Sure enough, there was a Contact Us button on her site and he clicked it. Was this really the right way to go? Or should he text her? Oh—not even an issue. It turned out she gave her cell phone number online. Nodding, he closed his eyes and shook his head and then nodded again. Diane, you make it so easy.
His phone at the ready, he typed one sentence, hit send, and waited. The video had just hit the news twenty minutes ago. If she were as cravenly, coldly, cynically ambitious as he—
Bzzz! Aha! He read her response. Indeed, she was. This was going to be even easier than he thought.
Meet me at S&S in an hour, her text read.

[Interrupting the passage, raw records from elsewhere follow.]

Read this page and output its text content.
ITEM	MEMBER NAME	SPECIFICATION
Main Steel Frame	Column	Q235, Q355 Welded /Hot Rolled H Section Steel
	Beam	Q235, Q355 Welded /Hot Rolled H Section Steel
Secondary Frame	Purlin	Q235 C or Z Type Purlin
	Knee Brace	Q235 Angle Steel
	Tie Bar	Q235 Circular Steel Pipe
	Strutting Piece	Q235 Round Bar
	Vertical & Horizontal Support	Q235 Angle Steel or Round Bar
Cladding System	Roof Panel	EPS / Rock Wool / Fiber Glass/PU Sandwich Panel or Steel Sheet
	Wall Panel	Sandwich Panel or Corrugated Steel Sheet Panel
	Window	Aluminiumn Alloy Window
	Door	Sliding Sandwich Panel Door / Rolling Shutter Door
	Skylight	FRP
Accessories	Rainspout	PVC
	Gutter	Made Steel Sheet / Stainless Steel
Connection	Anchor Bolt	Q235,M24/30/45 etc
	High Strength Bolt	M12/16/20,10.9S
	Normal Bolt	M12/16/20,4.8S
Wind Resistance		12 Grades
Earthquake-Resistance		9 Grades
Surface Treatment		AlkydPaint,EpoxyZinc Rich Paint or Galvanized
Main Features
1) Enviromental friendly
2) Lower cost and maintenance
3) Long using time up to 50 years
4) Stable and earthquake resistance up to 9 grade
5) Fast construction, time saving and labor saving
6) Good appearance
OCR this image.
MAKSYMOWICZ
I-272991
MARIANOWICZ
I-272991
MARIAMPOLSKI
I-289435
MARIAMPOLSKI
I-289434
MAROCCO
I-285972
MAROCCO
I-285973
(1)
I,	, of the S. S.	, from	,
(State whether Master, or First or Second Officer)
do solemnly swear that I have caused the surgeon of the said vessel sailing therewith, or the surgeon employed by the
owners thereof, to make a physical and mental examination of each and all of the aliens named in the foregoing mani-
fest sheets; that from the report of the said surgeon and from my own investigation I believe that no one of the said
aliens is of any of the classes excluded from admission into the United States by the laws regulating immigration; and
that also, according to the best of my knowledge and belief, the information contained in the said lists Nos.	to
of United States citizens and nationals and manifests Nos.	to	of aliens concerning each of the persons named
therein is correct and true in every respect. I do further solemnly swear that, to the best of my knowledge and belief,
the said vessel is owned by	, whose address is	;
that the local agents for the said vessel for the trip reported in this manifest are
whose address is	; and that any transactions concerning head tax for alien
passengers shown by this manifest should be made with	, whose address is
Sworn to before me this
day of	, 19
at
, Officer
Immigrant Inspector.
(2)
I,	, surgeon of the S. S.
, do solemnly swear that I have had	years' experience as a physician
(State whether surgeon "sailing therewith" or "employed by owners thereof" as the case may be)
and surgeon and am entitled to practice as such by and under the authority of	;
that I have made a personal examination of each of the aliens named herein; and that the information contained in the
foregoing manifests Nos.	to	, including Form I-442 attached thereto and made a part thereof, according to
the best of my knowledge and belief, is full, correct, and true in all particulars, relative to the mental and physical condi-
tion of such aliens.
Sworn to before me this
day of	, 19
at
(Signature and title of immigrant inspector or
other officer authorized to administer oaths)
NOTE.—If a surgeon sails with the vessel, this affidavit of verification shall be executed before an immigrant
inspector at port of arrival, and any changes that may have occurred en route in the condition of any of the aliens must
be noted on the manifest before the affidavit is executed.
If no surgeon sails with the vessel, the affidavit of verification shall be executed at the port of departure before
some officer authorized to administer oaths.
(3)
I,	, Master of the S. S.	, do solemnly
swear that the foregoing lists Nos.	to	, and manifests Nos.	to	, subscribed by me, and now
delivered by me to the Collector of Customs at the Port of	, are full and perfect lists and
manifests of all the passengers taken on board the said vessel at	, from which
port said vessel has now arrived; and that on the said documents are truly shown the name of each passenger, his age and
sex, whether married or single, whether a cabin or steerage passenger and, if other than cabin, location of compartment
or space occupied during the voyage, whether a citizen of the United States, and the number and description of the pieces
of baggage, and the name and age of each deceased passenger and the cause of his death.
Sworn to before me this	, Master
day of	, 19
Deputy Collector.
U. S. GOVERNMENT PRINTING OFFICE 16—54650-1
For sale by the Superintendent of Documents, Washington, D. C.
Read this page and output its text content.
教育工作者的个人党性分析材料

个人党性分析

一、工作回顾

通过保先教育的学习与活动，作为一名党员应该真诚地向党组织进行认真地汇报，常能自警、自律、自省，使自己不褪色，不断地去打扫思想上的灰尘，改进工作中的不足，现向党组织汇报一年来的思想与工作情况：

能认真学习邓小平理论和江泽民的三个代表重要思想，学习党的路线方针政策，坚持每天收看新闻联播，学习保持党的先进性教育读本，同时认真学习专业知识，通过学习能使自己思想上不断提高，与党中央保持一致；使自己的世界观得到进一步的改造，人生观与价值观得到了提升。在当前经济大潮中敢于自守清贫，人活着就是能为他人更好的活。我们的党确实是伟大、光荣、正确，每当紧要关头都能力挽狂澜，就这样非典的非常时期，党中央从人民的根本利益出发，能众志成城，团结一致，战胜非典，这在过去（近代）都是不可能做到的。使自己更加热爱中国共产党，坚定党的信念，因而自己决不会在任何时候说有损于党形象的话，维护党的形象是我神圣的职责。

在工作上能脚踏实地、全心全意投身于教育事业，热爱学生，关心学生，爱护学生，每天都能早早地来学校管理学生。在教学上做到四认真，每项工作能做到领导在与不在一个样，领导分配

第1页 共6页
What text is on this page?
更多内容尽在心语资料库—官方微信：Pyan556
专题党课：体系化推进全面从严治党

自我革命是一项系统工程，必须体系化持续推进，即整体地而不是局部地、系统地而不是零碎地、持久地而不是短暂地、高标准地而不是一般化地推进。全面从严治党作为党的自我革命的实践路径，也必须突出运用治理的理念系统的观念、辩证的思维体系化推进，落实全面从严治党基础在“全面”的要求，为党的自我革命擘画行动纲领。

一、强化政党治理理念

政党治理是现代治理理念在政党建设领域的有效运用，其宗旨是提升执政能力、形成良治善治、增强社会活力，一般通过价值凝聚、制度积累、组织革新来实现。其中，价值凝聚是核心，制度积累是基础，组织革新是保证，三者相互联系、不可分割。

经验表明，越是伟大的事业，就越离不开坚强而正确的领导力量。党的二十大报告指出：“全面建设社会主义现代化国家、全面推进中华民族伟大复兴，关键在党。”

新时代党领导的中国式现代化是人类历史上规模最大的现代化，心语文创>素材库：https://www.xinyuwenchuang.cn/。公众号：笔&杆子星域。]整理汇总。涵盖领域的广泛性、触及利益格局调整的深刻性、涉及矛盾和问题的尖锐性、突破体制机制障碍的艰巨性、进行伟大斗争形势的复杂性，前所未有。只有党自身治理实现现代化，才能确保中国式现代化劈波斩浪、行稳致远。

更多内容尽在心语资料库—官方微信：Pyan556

S&S? That breakfast place in Cambridge? he wondered. That wasn’t a fancy place where she’d be seen—oh, that’s right. He wasn’t worth being seen with. Well, he could handle the implied insult. He wasn’t exactly eager to be seen with her either. What he had in mind involved a careful calibration of motivations that, if it all worked—and the right people kept their mouths shut, and the right people opened them wide—would save Lydia from global humiliation.
An hour later, he sat in a quiet, dark corner shoveling down the best smoked salmon and Havarti omelet he'd ever had when Diane walked in. She had just come from a yoga class, her hair pulled back with a headband, her ass so tight that Jeremy probably could not only bounce a quarter off of it, he could bounce a human being off of it. He had to admit that Mike had reasonably decent taste in bodies—if not personalities.
Then there was her face.
It was so tight, frozen into some kind of permasmile that created a cognitive dissonance when you looked into her eyes, which were shrewdly calculating, if not a bit angry.